Surprisingly enough, all that pain-staking care and preservation add up to a relatively modest price tag. A 20th-century print of a three-and-a-half-by-10-foot, double-panel “Les Ibis” by Inaltera, depicting birds and fauna, goes for $900. A wall-ready, perfectly registered replica of a Gobelin tapestry bouquet (measuring three-and-a-quarter by eight feet) costs a mere $1,050. Sure, an extremely rare and large find — Huard et Chasset’s 1924 edition of “Palais Royal,” with its French boulevard scenes viewed through gilt archways, for example — fetches $42,000. But our belovedly girly pink chinoiserie is ours for a truly fair $8,000. (Not too extravagant, when you consider it’s not going to be reproduced — and that you definitely won’t need to purchase art for that wall.)

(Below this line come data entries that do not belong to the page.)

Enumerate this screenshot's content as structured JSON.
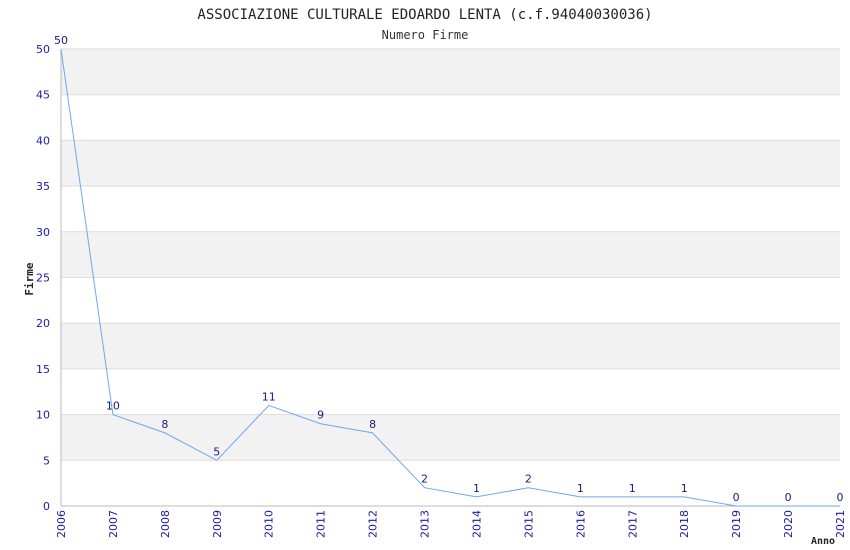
{
  "chart_data": {
    "type": "line",
    "title": "ASSOCIAZIONE CULTURALE EDOARDO LENTA (c.f.94040030036)",
    "subtitle": "Numero Firme",
    "ylabel": "Firme",
    "xlabel": "Anno",
    "x": [
      "2006",
      "2007",
      "2008",
      "2009",
      "2010",
      "2011",
      "2012",
      "2013",
      "2014",
      "2015",
      "2016",
      "2017",
      "2018",
      "2019",
      "2020",
      "2021"
    ],
    "values": [
      50,
      10,
      8,
      5,
      11,
      9,
      8,
      2,
      1,
      2,
      1,
      1,
      1,
      0,
      0,
      0
    ],
    "ylim": [
      0,
      50
    ],
    "yticks": [
      0,
      5,
      10,
      15,
      20,
      25,
      30,
      35,
      40,
      45,
      50
    ],
    "grid": true,
    "colors": {
      "line": "#6aa9ee",
      "band": "#f2f2f2",
      "tick_text": "#1a1aa6",
      "data_label": "#1a1a7a"
    }
  }
}
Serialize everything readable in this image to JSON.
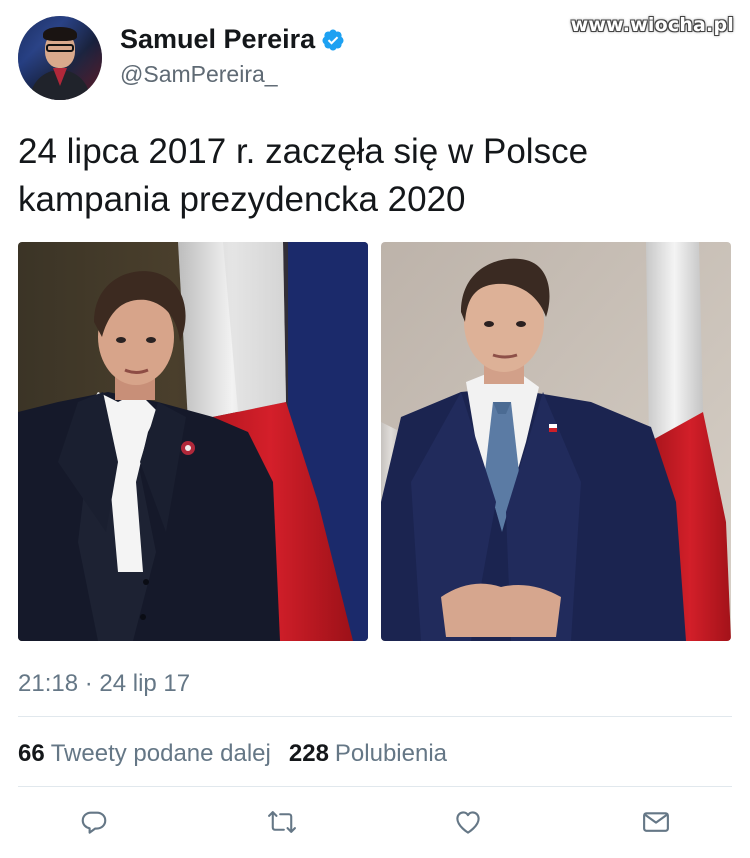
{
  "watermark": "www.wiocha.pl",
  "author": {
    "display_name": "Samuel Pereira",
    "handle": "@SamPereira_",
    "verified": true
  },
  "tweet": {
    "text_line1": "24 lipca 2017 r. zaczęła się w Polsce",
    "text_line2": "kampania prezydencka 2020",
    "timestamp": "21:18 · 24 lip 17"
  },
  "media": [
    {
      "description_icon": "portrait-photo-woman-with-polish-flag"
    },
    {
      "description_icon": "portrait-photo-man-with-polish-flag"
    }
  ],
  "stats": {
    "retweets_count": "66",
    "retweets_label": "Tweety podane dalej",
    "likes_count": "228",
    "likes_label": "Polubienia"
  },
  "actions": {
    "reply_icon": "reply-icon",
    "retweet_icon": "retweet-icon",
    "like_icon": "heart-icon",
    "message_icon": "envelope-icon"
  },
  "colors": {
    "text": "#14171a",
    "secondary": "#657786",
    "verified_blue": "#1da1f2",
    "divider": "#e1e8ed"
  }
}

Another pleasant surprise: The wallpaper is fairly low-maintenance. “Installation has changed very little through the years. We use pretty much the same wheat paste that’s always been used,” she says. Still, it’s important to hire an experienced paper hanger —Deborah’s local recommendation is Media-based Holly Fisher — and to choose a wall with limited or no exposure to sunlight. Other than that, your wall-bound work of art needs only an occasional touch-up with “a light feather duster,” Deborah says.

There are also no hard-and-fast rules on where these pieces can go. Deborah has seen them installed in closets, dining rooms, powder rooms and bathrooms (where the papers require additional sealing). Only one recommendation: “The best place for them,” she says, “is on the wall.”